Pinchas Sudak, que estava morando na Rússia, não tinha ideia
de que dentro de alguns anos comunidades inteiras seriam eliminadas. Porém,
ele suspeitava que algo estava errado. Havia algo sinistro emergindo da
Polônia, à medida que mais e mais judeus poloneses começaram
a fugir daquele país, preferindo até a temida União
Soviética do que permanecer no seu próprio país.
Homens, mulheres e crianças estavam procurando refúgio,
desejando simplesmente o dom da vida. Líderes comunitários
respeitados, ricos filantropos e pessoas comuns de todas as esferas da
vida tinham se tornado andarilhos da noite para o dia, procurando asilo
e um teto sobre a cabeça, e algum alimento para o estômago
faminto.
Esses refugiados judeus poloneses chegavam à estação
de trens na Rússia sem nenhum dos seus pertences terrenos, exceto
os pequenos fardos que tinham nos braços. Chegavam a essa terra
hostil, onde a linguagem e os costumes lhes eram estranhos, sem um amigo
no mundo e sem conhecer pessoa alguma para quem pudessem se voltar.
O governo soviético reagiu a esses hóspedes com suspeita
e crueldade típicas. Sob a falsa alegação de que
poderiam ser “inimigos do Estado”, o governo proibiu qualquer
contato com esses estrangeiros. Os refugiados dormiam nas estações
abertas, expostos a todo tipo de perigo, esperando a deportação
para a gelada Sibéria. Qualquer cidadão russo que fosse
apanhado se comunicando com esses “espiões estrangeiros”
era ameaçado e penalizado com a prisão.
Nesse clima de tamanho desespero, Pinchas e Batya Sudak abriram sua casa.
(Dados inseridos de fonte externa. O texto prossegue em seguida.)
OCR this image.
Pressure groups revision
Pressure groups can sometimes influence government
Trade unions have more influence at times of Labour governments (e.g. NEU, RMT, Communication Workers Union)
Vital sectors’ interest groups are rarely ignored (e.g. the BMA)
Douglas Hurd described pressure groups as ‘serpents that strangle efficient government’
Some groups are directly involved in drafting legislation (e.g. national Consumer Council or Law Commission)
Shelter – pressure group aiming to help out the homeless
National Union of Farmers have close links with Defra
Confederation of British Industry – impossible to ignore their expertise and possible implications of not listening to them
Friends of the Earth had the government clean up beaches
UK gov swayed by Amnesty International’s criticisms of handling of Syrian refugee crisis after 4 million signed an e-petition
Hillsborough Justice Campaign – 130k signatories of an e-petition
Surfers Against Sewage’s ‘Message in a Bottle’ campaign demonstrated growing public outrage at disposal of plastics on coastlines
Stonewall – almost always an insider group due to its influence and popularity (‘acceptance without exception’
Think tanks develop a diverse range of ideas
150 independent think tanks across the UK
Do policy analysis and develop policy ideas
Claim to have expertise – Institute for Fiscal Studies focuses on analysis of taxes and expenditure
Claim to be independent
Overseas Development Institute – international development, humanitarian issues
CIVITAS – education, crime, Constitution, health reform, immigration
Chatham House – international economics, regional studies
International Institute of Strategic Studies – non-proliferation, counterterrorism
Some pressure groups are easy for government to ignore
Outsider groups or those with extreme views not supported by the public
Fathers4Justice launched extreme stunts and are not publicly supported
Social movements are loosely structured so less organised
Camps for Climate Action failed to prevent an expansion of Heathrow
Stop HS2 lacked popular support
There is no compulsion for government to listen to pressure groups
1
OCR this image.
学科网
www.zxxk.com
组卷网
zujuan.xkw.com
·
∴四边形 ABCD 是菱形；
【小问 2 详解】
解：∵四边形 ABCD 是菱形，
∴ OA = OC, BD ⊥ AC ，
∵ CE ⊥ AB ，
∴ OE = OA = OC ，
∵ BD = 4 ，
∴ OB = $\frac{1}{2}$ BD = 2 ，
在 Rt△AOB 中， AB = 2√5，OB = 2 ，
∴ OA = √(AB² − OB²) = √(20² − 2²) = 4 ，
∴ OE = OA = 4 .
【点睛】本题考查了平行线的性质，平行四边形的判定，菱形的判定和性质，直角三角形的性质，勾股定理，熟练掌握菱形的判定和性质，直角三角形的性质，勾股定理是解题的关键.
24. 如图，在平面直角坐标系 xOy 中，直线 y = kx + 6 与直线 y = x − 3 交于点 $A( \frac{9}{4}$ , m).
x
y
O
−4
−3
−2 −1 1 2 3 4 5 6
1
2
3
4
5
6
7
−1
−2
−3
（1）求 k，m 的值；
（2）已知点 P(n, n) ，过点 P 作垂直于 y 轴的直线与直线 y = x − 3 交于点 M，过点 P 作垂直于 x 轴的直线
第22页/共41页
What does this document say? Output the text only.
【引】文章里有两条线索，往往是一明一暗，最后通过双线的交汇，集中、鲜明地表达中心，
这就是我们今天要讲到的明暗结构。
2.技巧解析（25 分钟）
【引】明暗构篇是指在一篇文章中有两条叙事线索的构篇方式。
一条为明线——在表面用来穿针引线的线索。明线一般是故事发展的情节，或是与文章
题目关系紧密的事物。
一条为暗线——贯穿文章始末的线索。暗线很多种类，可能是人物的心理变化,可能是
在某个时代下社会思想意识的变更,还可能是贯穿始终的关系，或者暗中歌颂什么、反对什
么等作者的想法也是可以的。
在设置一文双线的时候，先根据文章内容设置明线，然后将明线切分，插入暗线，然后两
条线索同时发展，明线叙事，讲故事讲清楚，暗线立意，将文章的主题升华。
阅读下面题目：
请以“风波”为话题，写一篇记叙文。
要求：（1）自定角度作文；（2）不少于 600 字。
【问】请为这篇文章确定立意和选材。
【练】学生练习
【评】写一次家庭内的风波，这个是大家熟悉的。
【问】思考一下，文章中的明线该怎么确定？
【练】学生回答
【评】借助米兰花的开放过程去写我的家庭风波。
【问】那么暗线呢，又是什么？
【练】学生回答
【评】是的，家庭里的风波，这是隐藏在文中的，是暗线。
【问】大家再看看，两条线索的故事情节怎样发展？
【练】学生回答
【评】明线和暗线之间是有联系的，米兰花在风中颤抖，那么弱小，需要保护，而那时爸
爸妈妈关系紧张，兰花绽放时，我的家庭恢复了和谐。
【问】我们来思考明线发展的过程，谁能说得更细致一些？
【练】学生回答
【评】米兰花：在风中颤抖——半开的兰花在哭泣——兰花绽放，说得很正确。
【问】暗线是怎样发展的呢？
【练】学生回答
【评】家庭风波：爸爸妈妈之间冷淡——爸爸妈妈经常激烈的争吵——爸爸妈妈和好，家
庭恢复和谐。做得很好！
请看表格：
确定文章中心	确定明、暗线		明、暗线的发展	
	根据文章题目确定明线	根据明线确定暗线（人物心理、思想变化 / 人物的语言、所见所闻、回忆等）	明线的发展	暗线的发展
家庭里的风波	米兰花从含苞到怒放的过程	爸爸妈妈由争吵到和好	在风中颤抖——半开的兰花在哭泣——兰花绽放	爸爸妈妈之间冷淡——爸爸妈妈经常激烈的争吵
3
Para eles, era impensável abandonar um irmão numa hora de
tamanha necessidade, e eles ativa e resolutamente procuravam esses refugiados,
apesar do grande perigo pessoal.
Diversas vezes por semana, Pinchas viajava até a estação
de trens com sua filha mais velha, Batsheva. Ele escrevia um bilhete em
yidish, com as palavras: “Se você quer uma refeição
quente, venha a…” com o endereço e as direções
para chegar até sua casa.
“Batsheva, aproxime-se daquelas crianças polonesas como se
estivesse olhando sua estranha maneira de vestir” – Pinchas
instruía sua filha.
Os refugiados poloneses usavam roupas diferentes, e enfiavam as calças
dentro das meias, um costume considerado bizarro na Rússia. Não
levantaria suspeitas se uma criança se aproximasse dos estrangeiros
por curiosidade. “Entregue este bilhete a eles e teremos cumprido
a mitsvá de ajudar nossos irmãos judeus.”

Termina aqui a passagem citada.